One peculiarity of the champagne business is its great reliance on nature to determine whether a vintage will go well. “We have no control over what will happen this year… It is a great lesson in humility.”
This factor has become increasingly difficult to predict as climate change alters weather patterns and growing seasons. Last winter was one of the wettest on record in France, for example. In the Champagne region, harvests in the 20th century typically took place in mid-October, but by the end of the century they were taking place in September and, more recently, August, according to Gallot.
“We know it will come, we are working hard on the soils, and on the vineyards as well. We are just starting because we do not yet have all the elements and we do not yet have all the solutions.
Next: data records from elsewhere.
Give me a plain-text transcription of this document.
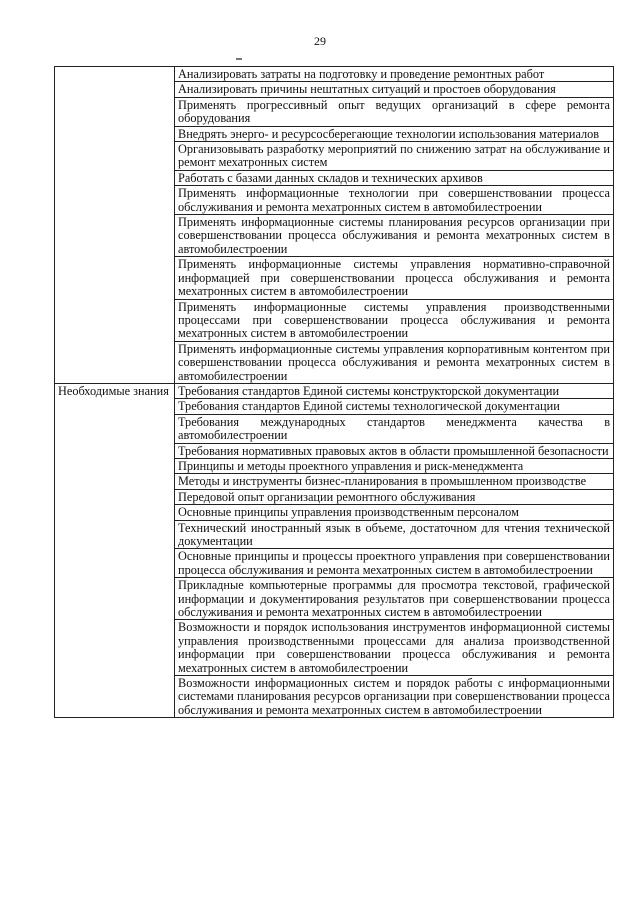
29
	Анализировать затраты на подготовку и проведение ремонтных работ
	Анализировать причины нештатных ситуаций и простоев оборудования
	Применять прогрессивный опыт ведущих организаций в сфере ремонта оборудования
	Внедрять энерго- и ресурсосберегающие технологии использования материалов
	Организовывать разработку мероприятий по снижению затрат на обслуживание и ремонт мехатронных систем
	Работать с базами данных складов и технических архивов
	Применять информационные технологии при совершенствовании процесса обслуживания и ремонта мехатронных систем в автомобилестроении
	Применять информационные системы планирования ресурсов организации при совершенствовании процесса обслуживания и ремонта мехатронных систем в автомобилестроении
	Применять информационные системы управления нормативно-справочной информацией при совершенствовании процесса обслуживания и ремонта мехатронных систем в автомобилестроении
	Применять информационные системы управления производственными процессами при совершенствовании процесса обслуживания и ремонта мехатронных систем в автомобилестроении
	Применять информационные системы управления корпоративным контентом при совершенствовании процесса обслуживания и ремонта мехатронных систем в автомобилестроении
Необходимые знания	Требования стандартов Единой системы конструкторской документации
	Требования стандартов Единой системы технологической документации
	Требования международных стандартов менеджмента качества в автомобилестроении
	Требования нормативных правовых актов в области промышленной безопасности
	Принципы и методы проектного управления и риск-менеджмента
	Методы и инструменты бизнес-планирования в промышленном производстве
	Передовой опыт организации ремонтного обслуживания
	Основные принципы управления производственным персоналом
	Технический иностранный язык в объеме, достаточном для чтения технической документации
	Основные принципы и процессы проектного управления при совершенствовании процесса обслуживания и ремонта мехатронных систем в автомобилестроении
	Прикладные компьютерные программы для просмотра текстовой, графической информации и документирования результатов при совершенствовании процесса обслуживания и ремонта мехатронных систем в автомобилестроении
	Возможности и порядок использования инструментов информационной системы управления производственными процессами для анализа производственной информации при совершенствовании процесса обслуживания и ремонта мехатронных систем в автомобилестроении
	Возможности информационных систем и порядок работы с информационными системами планирования ресурсов организации при совершенствовании процесса обслуживания и ремонта мехатронных систем в автомобилестроении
But we know that our profession will evolve,” he says.
“Will we ever do mechanical harvesting at night instead of human harvesting during the day? It’s possible,” he adds. The key is to stay agile and curious “trying to capture everything that’s happening and make the most of it.”
In the short term, the Champagne industry is facing a sales slump after two boom years, when people indulged at home during the pandemic. LVMH’s wine and spirits division was the only one where sales fell last year, largely due to a sharp drop in demand for cognac in the United States, but there was also pressure on Champagne.
Gallot says sales are “still well above” 2019, but 2024 is “not going to be a completely straightforward year.” “Sales levels may be slightly below what we have experienced in recent years, but for me it is a fairly simple adjustment. I am not pessimistic.”
The pace of winemaking has also taught the CEO to take a broader, longer-term view. “If only because bottles spend between three and ten years in the cellar depending on the vintage, the relationship with time is very different in spirits and wines than in fashion. So it teaches you to put things into perspective,” he says.